Sinto uma dor aguda no peito. Quantas vezes lhe neguei um passeio no parque porque estava cansada? Quantas vezes troquei um abraço por um suspiro impaciente?

O telefone toca e sobressalto-me. É a minha mãe.

— Estás bem, filha?

A voz dela é suave, mas carrega anos de distância e saudade.

— Estou… — minto — Encontrei um caderno antigo do Miguel.

Ela suspira do outro lado.

— Sempre foi um menino sensível… Lembras-te quando ele te fazia desenhos para colares no frigorífico?

Lembro-me sim. E lembro-me também de os ter guardado numa gaveta qualquer porque não combinavam com a decoração da cozinha.

Desligo o telefone e fico ali sentada no chão frio do quarto dele. Olho à volta: posters de bandas antigas, livros de programação empilhados na secretária, uma camisola esquecida na cadeira. Tudo parece tão distante agora.

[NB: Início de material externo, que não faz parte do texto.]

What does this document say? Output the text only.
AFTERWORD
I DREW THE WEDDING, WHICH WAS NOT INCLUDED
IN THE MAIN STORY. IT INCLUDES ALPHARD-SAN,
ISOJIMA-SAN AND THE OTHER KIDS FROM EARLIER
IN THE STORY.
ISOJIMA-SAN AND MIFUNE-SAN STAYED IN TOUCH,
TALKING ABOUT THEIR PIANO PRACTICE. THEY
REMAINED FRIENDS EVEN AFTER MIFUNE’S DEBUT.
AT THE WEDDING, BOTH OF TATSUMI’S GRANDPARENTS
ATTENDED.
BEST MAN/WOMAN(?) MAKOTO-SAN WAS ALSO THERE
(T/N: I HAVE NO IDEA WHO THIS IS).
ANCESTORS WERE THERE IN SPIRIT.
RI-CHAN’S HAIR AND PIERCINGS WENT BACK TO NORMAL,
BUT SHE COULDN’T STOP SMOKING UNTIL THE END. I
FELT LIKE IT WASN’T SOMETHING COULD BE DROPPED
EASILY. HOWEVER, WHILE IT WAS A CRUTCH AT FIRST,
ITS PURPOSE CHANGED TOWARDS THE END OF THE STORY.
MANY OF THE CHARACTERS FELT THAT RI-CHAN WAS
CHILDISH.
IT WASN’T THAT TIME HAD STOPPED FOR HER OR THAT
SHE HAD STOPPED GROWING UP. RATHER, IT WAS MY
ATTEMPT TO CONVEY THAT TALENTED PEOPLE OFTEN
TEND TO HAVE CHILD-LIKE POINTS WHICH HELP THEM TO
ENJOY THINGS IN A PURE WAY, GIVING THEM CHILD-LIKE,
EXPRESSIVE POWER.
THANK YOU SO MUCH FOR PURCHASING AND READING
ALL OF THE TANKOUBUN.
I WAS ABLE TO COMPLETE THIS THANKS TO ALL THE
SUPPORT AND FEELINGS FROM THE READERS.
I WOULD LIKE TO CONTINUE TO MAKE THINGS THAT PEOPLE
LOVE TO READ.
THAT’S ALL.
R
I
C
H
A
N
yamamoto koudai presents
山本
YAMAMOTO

De repente lembro-me de uma conversa recente:

— Miguel, queres jantar comigo este fim-de-semana?

— Não posso, mãe… Tenho trabalho da faculdade.

— Mas podias tirar um tempinho para mim…

Ele hesitou antes de responder:

— Eu tento…

Nunca apareceu.

Será que ele ainda sente que precisa de ser invisível para não me incomodar? Será que ainda pensa que o meu amor depende do seu silêncio?

Levanto-me devagar e pego no telemóvel. Escrevo-lhe uma mensagem:

“Encontrei um caderno teu antigo… Queria pedir-te desculpa por tudo o que não vi e não disse. Amo-te muito.”

Fico à espera da resposta com o coração apertado. Passam minutos intermináveis até surgir uma notificação:

“Eu também te amo, mãe.”

Choro outra vez — desta vez de alívio e tristeza misturados.

A vida é feita destes pequenos silêncios e palavras não ditas. Quantos filhos aprendem a ser invisíveis para caberem no amor dos pais? Quantos pais só percebem tarde demais o peso das suas ausências?

E vocês? Já disseram hoje aos vossos filhos — ou aos vossos pais — aquilo que sentem? Ou será que também guardam silêncios dolorosos nas gavetas da memória?